Gourlay believes the FDA made a “reasonable and balanced” decision to approve the drug conditionally for such a difficult disease (bearing in mind the requirement for a confirmatory trial).

He says the FDA took the view the negative Aduhelm trial was heavily influenced by a small number of patients with rapid progression of the disease, which may have skewed the result.

“All of that said, the efficacy levels in the approval are relatively modest and there are some safety issues associated with the drug.”

Actinogen shares have more than doubled in the last month – but the direct reaction to the Biogen news was muted.

However there was less reticence among investors in Cogstate (ASX:CGS), which has developed cognitive tests for concussion and for use in clinical in areas including Alzheimer’s (a subset of dementia).

Cogstate is partnered with Japanese neurology house Eisai Co, which in turn has been is partnered with Biogen since 2017.

In a ten-year deal inked last October, Cogstate granted Eisai the exclusive rights to develop and distribute Cogstate’s digital cognitive assessment tools globally.

“It is expected that such [tools] will play an important role in supporting the type of large scale cognitive assessment that will be necessary in the launch of disease modifying therapies, such as Aduhelm,” Cogstate says.

But there’s a more specific reason for Cogstate’s 59 per cent share surge in response to the news.

The approval means that as well as paying Cogstate contracted minimum royalties of $US10 million in the first five years, it is now obliged to pay an additional $US20 million over the next six to ten years.

Cogstate also received an $US15 million upfront royalty in December 2020.

Meanwhile, the FDA decision sends the right vibes to immunotherapy play Immutep (ASX:IMM), which is pursuing novel therapies for cancer and autoimmune diseases.

Immutep recently won FDA fast track approval status for first-line use of its drug candidate Efti for head and neck squamous cell cancers.
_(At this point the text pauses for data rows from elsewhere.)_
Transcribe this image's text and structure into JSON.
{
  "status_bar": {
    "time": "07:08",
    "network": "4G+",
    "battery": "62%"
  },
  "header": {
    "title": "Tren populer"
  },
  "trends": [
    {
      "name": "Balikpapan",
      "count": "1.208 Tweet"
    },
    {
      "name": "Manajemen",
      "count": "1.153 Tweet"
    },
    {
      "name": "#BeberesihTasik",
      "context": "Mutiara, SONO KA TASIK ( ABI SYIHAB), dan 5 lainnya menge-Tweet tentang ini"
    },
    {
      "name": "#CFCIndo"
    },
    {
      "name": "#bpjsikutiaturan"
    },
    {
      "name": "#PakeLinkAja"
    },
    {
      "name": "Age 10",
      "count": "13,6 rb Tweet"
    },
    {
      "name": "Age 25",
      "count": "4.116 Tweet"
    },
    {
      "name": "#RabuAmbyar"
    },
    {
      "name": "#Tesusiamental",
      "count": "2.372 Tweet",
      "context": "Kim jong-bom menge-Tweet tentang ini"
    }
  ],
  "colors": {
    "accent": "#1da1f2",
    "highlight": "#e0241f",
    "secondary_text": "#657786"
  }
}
The company also has FDA approval to pursue late-stage trials for metastatic breast cancer.

The FDA’s apparent attitudinal shift is also relevant for stem-cell therapy developer Mesoblast (ASX:MSB), as it prepares to re-submit an approval application for its graft-versus-host disease treatment Remestemcel-L

In a reverse of the Biogen experience, an FDA expert committee last year voted nine-to-one in favour of approving the application, but the agency itself knocked back the entreaty for want of deeper clinical evidence.

The Aduhelm ruling raises hopes that the FDA will take a more accommodative view this time around.

But whether the FDA decision represents a lowering the bar or not, what’s less disputable is that it shows the agency recognises that a ‘one size fits all’ approach is no longer appropriate.

“In other words rarer and difficult diseases such as Alzheimer’s and brain cancer have to be treated to, say, hair loss or acne,” Kazia’s Garner says.

“A more bespoke, less procedural, approach to drug approvals is ultimately in everyone’s best interests.”